PDF to Text

PDF to Text (`pdf-text`)

Extract text content from PDF documents using auto or render-based strategies.

Transform binary json

actions:
  - pdf-text: {}

JSON

{
  "actions": [
    {
      "pdf-text": {}
    }
  ]
}

Field	Type	Required	Description
`emit-document-events` ✓	`boolean` (`bool`)		Emit a document-level event alongside per-page output. Default: `false`

Field	Type	Description
`strategy`	`string`	Strategy to apply: auto
`max-pages`	`number` (`integer`)	Maximum number of pages to analyze before stopping. Examples: `42`, `1.2e-10`
`page-ranges`	`string`	Page range spec: e.g. “1-3,7”.

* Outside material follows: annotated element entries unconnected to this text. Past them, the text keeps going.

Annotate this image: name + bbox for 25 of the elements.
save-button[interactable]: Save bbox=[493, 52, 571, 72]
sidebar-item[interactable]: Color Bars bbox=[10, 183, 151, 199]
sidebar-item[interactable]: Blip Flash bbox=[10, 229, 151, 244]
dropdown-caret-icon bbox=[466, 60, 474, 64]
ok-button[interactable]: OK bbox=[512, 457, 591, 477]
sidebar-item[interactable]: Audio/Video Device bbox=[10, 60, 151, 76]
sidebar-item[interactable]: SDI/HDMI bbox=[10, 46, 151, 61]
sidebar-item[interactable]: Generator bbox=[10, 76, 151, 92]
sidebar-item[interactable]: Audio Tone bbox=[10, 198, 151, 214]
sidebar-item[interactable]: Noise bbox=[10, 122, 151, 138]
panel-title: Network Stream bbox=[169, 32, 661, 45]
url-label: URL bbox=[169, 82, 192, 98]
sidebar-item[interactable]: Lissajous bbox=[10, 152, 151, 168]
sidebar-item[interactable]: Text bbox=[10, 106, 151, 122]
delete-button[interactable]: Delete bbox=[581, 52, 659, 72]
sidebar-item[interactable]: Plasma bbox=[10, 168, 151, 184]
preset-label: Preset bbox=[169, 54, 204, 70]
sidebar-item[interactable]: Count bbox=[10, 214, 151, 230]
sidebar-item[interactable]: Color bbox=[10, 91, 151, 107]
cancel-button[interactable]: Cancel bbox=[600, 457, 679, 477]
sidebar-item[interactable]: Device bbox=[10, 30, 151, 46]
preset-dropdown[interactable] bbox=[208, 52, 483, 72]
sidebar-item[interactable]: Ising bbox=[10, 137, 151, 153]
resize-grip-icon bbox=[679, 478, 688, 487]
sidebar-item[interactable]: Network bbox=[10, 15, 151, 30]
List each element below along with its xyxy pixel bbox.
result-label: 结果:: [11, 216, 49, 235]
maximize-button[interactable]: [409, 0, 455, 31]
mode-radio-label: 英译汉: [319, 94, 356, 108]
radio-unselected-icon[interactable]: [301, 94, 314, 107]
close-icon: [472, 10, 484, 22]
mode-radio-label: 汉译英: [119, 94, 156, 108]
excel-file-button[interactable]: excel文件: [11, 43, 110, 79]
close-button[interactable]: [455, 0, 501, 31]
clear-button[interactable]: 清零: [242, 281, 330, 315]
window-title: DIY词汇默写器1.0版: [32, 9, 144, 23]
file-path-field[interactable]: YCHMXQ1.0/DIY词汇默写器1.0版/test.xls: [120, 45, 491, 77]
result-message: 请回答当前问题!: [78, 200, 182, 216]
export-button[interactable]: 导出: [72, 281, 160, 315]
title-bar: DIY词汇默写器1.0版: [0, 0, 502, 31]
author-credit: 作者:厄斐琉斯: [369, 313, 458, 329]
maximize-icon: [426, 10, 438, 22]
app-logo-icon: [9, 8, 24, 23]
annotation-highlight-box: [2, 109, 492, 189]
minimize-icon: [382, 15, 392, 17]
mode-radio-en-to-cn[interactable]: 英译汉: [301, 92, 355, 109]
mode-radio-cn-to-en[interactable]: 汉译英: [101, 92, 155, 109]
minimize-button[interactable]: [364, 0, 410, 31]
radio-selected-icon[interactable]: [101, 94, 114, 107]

Field	Type	Required	Description
`description`	`string`		Short summary displayed in the editor.
`condition`	`lua-expression` (`string`)		Conditional expression that gates whether extraction runs. Examples: `2 * count()`

Field	Type	Required	Description
`min-text-ratio`	`number` (`string`)		Minimum ratio of textual chars to consider page non-garbled. Examples: `42`, `1.2e-10`
`min-avg-word-len`	`number` (`string`)		Minimum average word length to consider page non-garbled. Examples: `42`, `1.2e-10`

Field	Type	Required	Description
`dpi`	`number` (`integer`)		Rendering DPI when using render-based extraction. Examples: `42`, `1.2e-10`